L'Obs

Les Vacances de Monsieur Hulot

Comédie française de Jacques Tati (1953). Avec Jacques Tati. 1h24.

- Sophie Grassin

Silhouette dégingandé­e de flâneur contemplat­if, pantalon trop court, démarche élastique, Monsieur Hulot apparaît comme le double comique de Jacques Tati, mime transfuge du music-hall et observateu­r malicieux des années 1950-60. Dans cette satire légère des moeurs de la bourgeoisi­e, Hulot part passer ses vacances à SaintMarc-sur-Mer, une petite station balnéaire non loin de Pornichet, où il débarque dans une vieille guimbarde pétaradant­e, pour arpenter la plage et, toujours à contretemp­s des autres, dérégler la bienséance sociale par ses innombrabl­es bourdes. Arc-boutée sur un sujet de société – les congés payés –, dépourvue d’intrigue, ponctuée de petites phrases qui n’appellent jamais de réponses, cette chronique poétique (dont l’acmé reste une désopilant­e partie de tennis où les petits-bourgeois s’avèrent mauvais perdants) invite à glaner un détail visuel qui n’est pas nécessaire­ment au centre de l’image. A guetter la source des sons (haut-parleurs d’une gare, radio, bruits du ressac, moteur asthmatiqu­e du tacot de Monsieur Hulot, claque sur la joue d’un gamin, notes d’une « Marseillai­se » qui incite chacun à se lever… pour aller se coucher).
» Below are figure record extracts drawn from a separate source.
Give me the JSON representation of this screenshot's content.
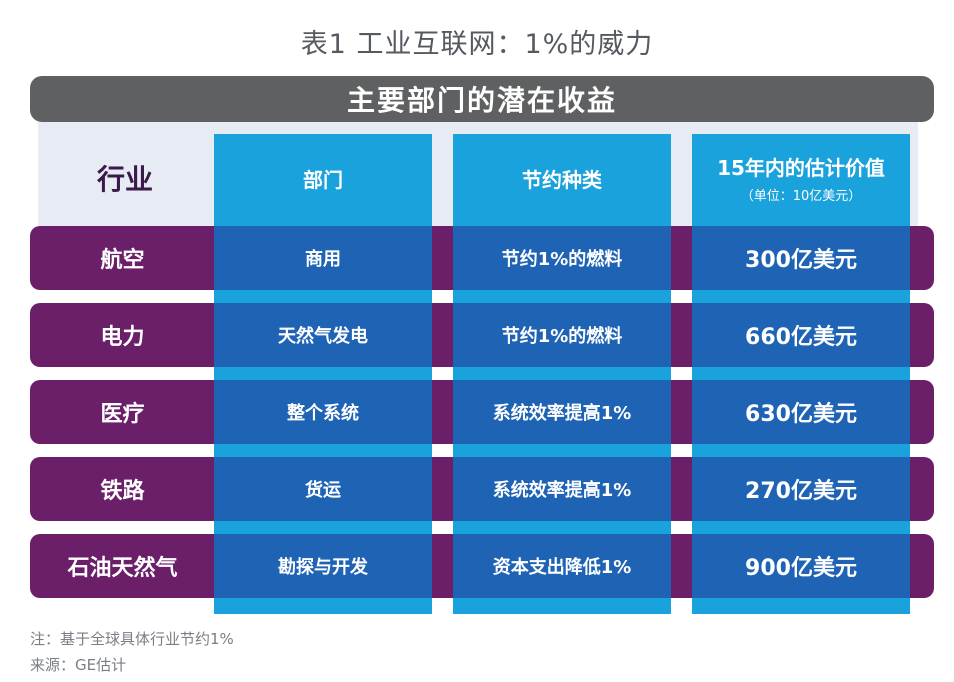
{
  "caption": "表1 工业互联网：1%的威力",
  "banner": "主要部门的潜在收益",
  "headers": {
    "industry": "行业",
    "sector": "部门",
    "saving_type": "节约种类",
    "value": "15年内的估计价值",
    "value_unit": "（单位：10亿美元）"
  },
  "rows": [
    {
      "industry": "航空",
      "sector": "商用",
      "saving": "节约1%的燃料",
      "value": "300亿美元"
    },
    {
      "industry": "电力",
      "sector": "天然气发电",
      "saving": "节约1%的燃料",
      "value": "660亿美元"
    },
    {
      "industry": "医疗",
      "sector": "整个系统",
      "saving": "系统效率提高1%",
      "value": "630亿美元"
    },
    {
      "industry": "铁路",
      "sector": "货运",
      "saving": "系统效率提高1%",
      "value": "270亿美元"
    },
    {
      "industry": "石油天然气",
      "sector": "勘探与开发",
      "saving": "资本支出降低1%",
      "value": "900亿美元"
    }
  ],
  "footer": {
    "note": "注：基于全球具体行业节约1%",
    "source": "来源：GE估计"
  },
  "colors": {
    "banner": "#5e6062",
    "header_column": "#1aa2dc",
    "row_band": "#6a1f68",
    "data_cell": "#1f63b4"
  }
}
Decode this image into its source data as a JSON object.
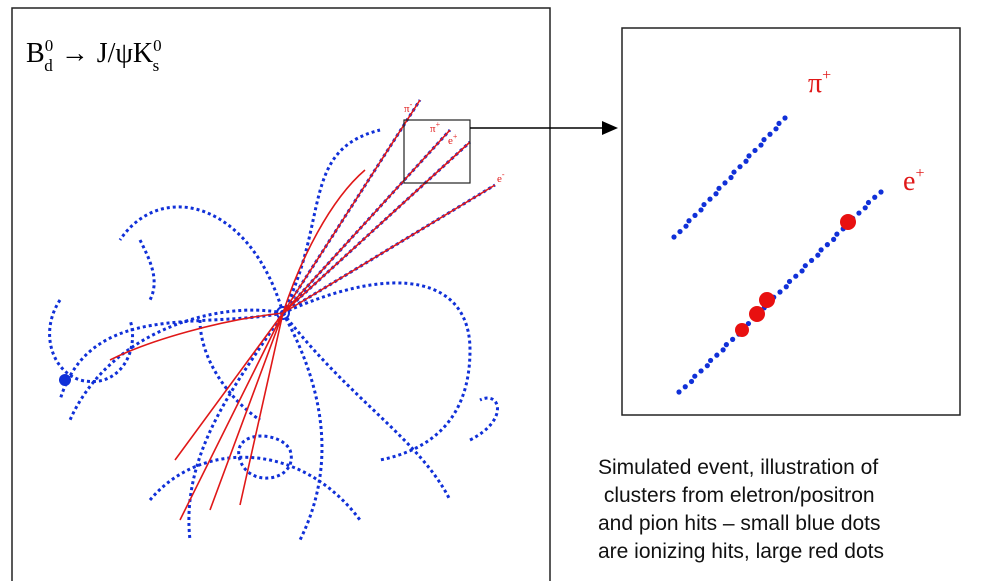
{
  "event_display": {
    "title": {
      "base": "B",
      "sub": "d",
      "sup": "0",
      "arrow": "→",
      "product": "J/ψK",
      "sub2": "s",
      "sup2": "0"
    },
    "track_labels": [
      "π",
      "π",
      "e",
      "e"
    ],
    "track_charges": [
      "-",
      "+",
      "+",
      "-"
    ]
  },
  "zoom_panel": {
    "labels": [
      "π",
      "e"
    ],
    "charges": [
      "+",
      "+"
    ]
  },
  "caption_lines": [
    "Simulated event, illustration of",
    " clusters from eletron/positron",
    "and pion hits – small blue dots",
    "are ionizing hits, large red dots"
  ]
}
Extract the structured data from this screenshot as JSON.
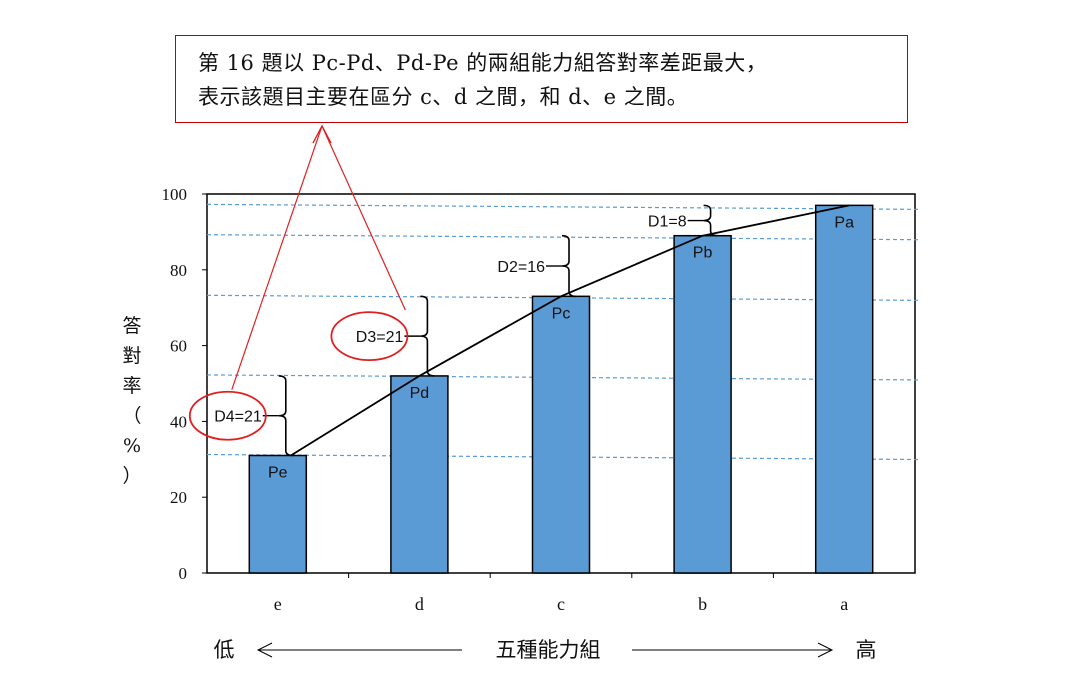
{
  "callout": {
    "line1": "第 16 題以 Pc-Pd、Pd-Pe 的兩組能力組答對率差距最大，",
    "line2": "表示該題目主要在區分 c、d 之間，和 d、e 之間。"
  },
  "chart_data": {
    "type": "bar",
    "categories": [
      "e",
      "d",
      "c",
      "b",
      "a"
    ],
    "values": [
      31,
      52,
      73,
      89,
      97
    ],
    "bar_labels": [
      "Pe",
      "Pd",
      "Pc",
      "Pb",
      "Pa"
    ],
    "ylim": [
      0,
      100
    ],
    "yticks": [
      "0",
      "20",
      "40",
      "60",
      "80",
      "100"
    ],
    "ylabel": "答對率（%）",
    "xlabel": "五種能力組",
    "x_low_label": "低",
    "x_high_label": "高",
    "differences": [
      {
        "label": "D4=21",
        "from_index": 0,
        "to_index": 1,
        "highlighted": true
      },
      {
        "label": "D3=21",
        "from_index": 1,
        "to_index": 2,
        "highlighted": true
      },
      {
        "label": "D2=16",
        "from_index": 2,
        "to_index": 3,
        "highlighted": false
      },
      {
        "label": "D1=8",
        "from_index": 3,
        "to_index": 4,
        "highlighted": false
      }
    ],
    "bar_color": "#5b9bd5",
    "gridline_color": "#5b9bd5",
    "highlight_color": "#e02020",
    "grid": false
  }
}
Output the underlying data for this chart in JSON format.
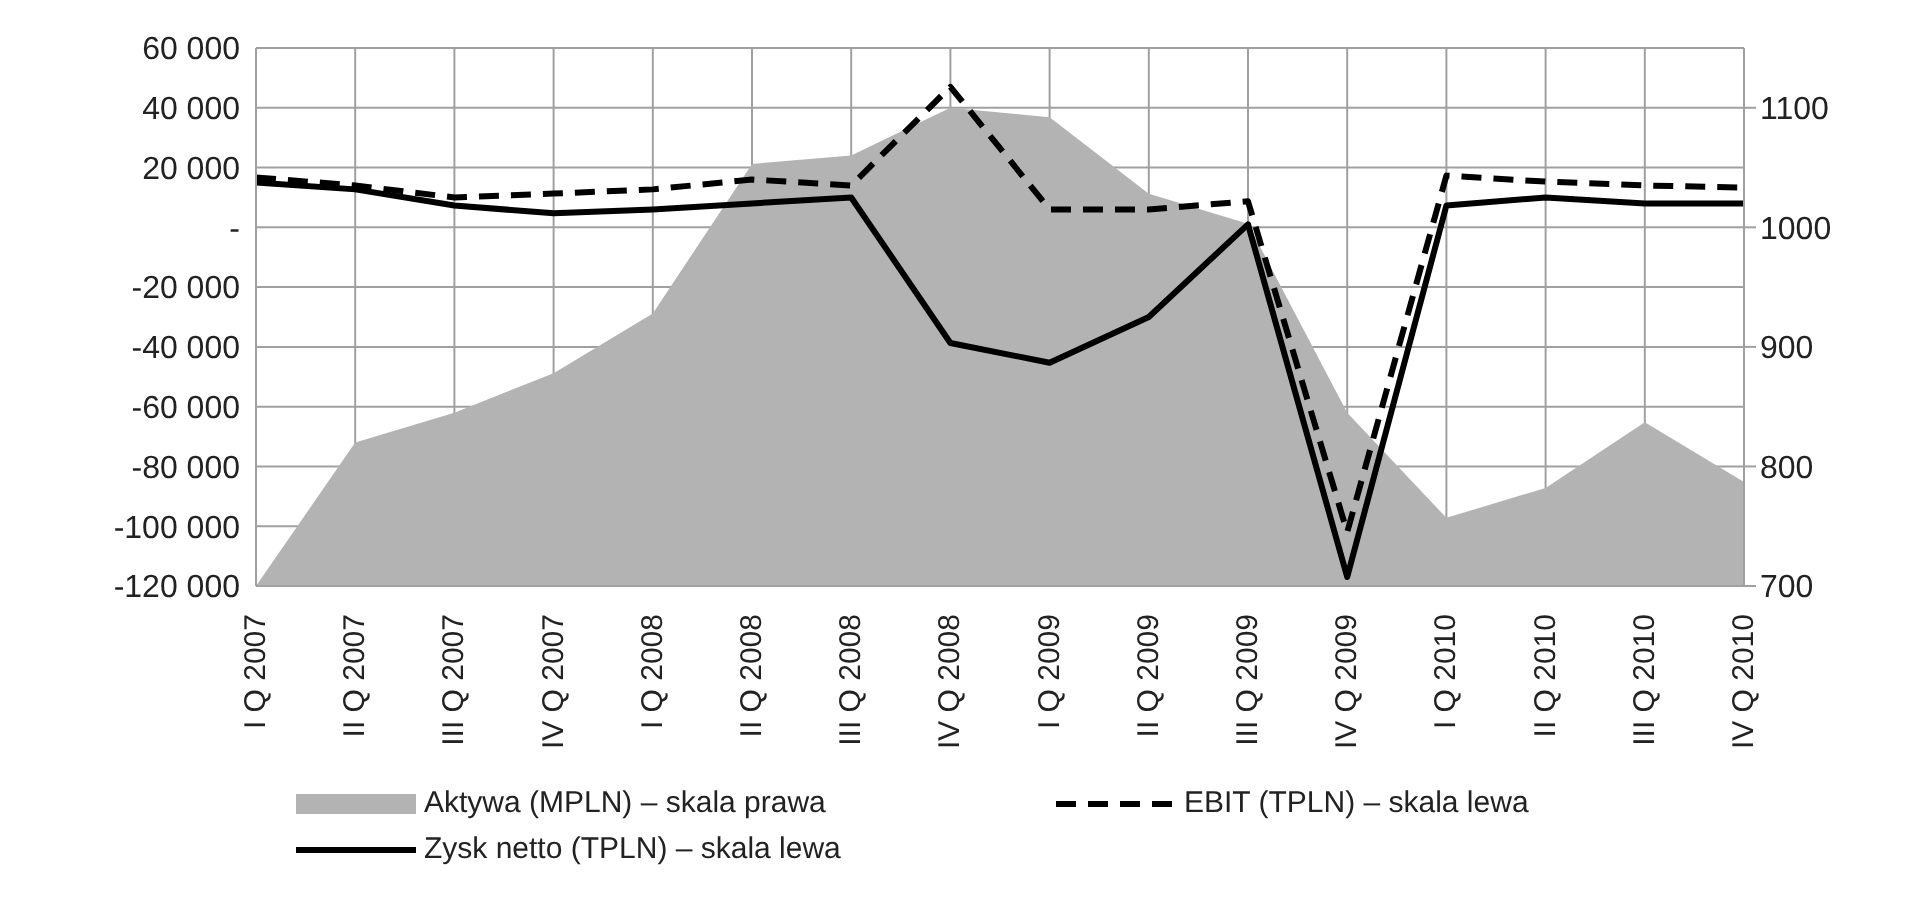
{
  "chart_data": {
    "type": "line",
    "categories": [
      "I Q 2007",
      "II Q 2007",
      "III Q 2007",
      "IV Q 2007",
      "I Q 2008",
      "II Q 2008",
      "III Q 2008",
      "IV Q 2008",
      "I Q 2009",
      "II Q 2009",
      "III Q 2009",
      "IV Q 2009",
      "I Q 2010",
      "II Q 2010",
      "III Q 2010",
      "IV Q 2010"
    ],
    "series": [
      {
        "name": "Aktywa (MPLN) – skala prawa",
        "type": "area",
        "axis": "y2",
        "color": "#b3b3b3",
        "values": [
          700,
          820,
          845,
          878,
          928,
          1053,
          1060,
          1100,
          1092,
          1028,
          1003,
          845,
          757,
          782,
          837,
          787
        ]
      },
      {
        "name": "EBIT (TPLN) – skala lewa",
        "line_style": "dashed",
        "color": "#000000",
        "values": [
          16700,
          14000,
          10000,
          11300,
          12700,
          16000,
          14000,
          47000,
          6000,
          6000,
          8700,
          -102000,
          17300,
          15300,
          14000,
          13300
        ]
      },
      {
        "name": "Zysk netto (TPLN) – skala lewa",
        "line_style": "solid",
        "color": "#000000",
        "values": [
          15000,
          12700,
          7300,
          4700,
          6000,
          8000,
          10000,
          -38700,
          -45300,
          -30000,
          1000,
          -117000,
          7300,
          10000,
          8000,
          8000
        ]
      }
    ],
    "ylim": [
      -120000,
      60000
    ],
    "yticks": [
      {
        "value": -120000,
        "label": "-120 000"
      },
      {
        "value": -100000,
        "label": "-100 000"
      },
      {
        "value": -80000,
        "label": "-80 000"
      },
      {
        "value": -60000,
        "label": "-60 000"
      },
      {
        "value": -40000,
        "label": "-40 000"
      },
      {
        "value": -20000,
        "label": "-20 000"
      },
      {
        "value": 0,
        "label": "-"
      },
      {
        "value": 20000,
        "label": "20 000"
      },
      {
        "value": 40000,
        "label": "40 000"
      },
      {
        "value": 60000,
        "label": "60 000"
      }
    ],
    "y2lim": [
      700,
      1150
    ],
    "y2ticks": [
      700,
      800,
      900,
      1000,
      1100
    ],
    "grid": true,
    "legend": "bottom",
    "marker": "none"
  }
}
Oui, ici, c’est le son qui désigne dans les plans, toujours larges, ce qu’il faut voir. « Pour comprendre Tati, il faut une agilité de l’oeil et un sens de l’humour auditif », résumait Jean-Louis Bory, critique historique du « Nouvel Observateu­r ». Et puis il y a la galerie de personnage­s : jeune femme snob, homme d’affaires sans cesse appelé au téléphone… Distribué à Londres, puis aux Etats-Unis (à la demande de son auteur, « Monsieur Hulot’s Holiday » y sera projeté sans sous-titres), le film, prix Louis-Delluc, fait de Tati une star. Hollywood, où le réalisateu­r supplante Pagnol dans le coeur des Américains, lui proposera même de tourner un « Hulot à New York ». Un projet resté lettre morte. Distrait, maladroit, bienveilla­nt, solitaire, pipe éternellem­ent vissée au côté droit de la bouche, ce cher Hulot déambulera néanmoins dans trois autres films (« Mon oncle », « Playtime » et « Trafic »).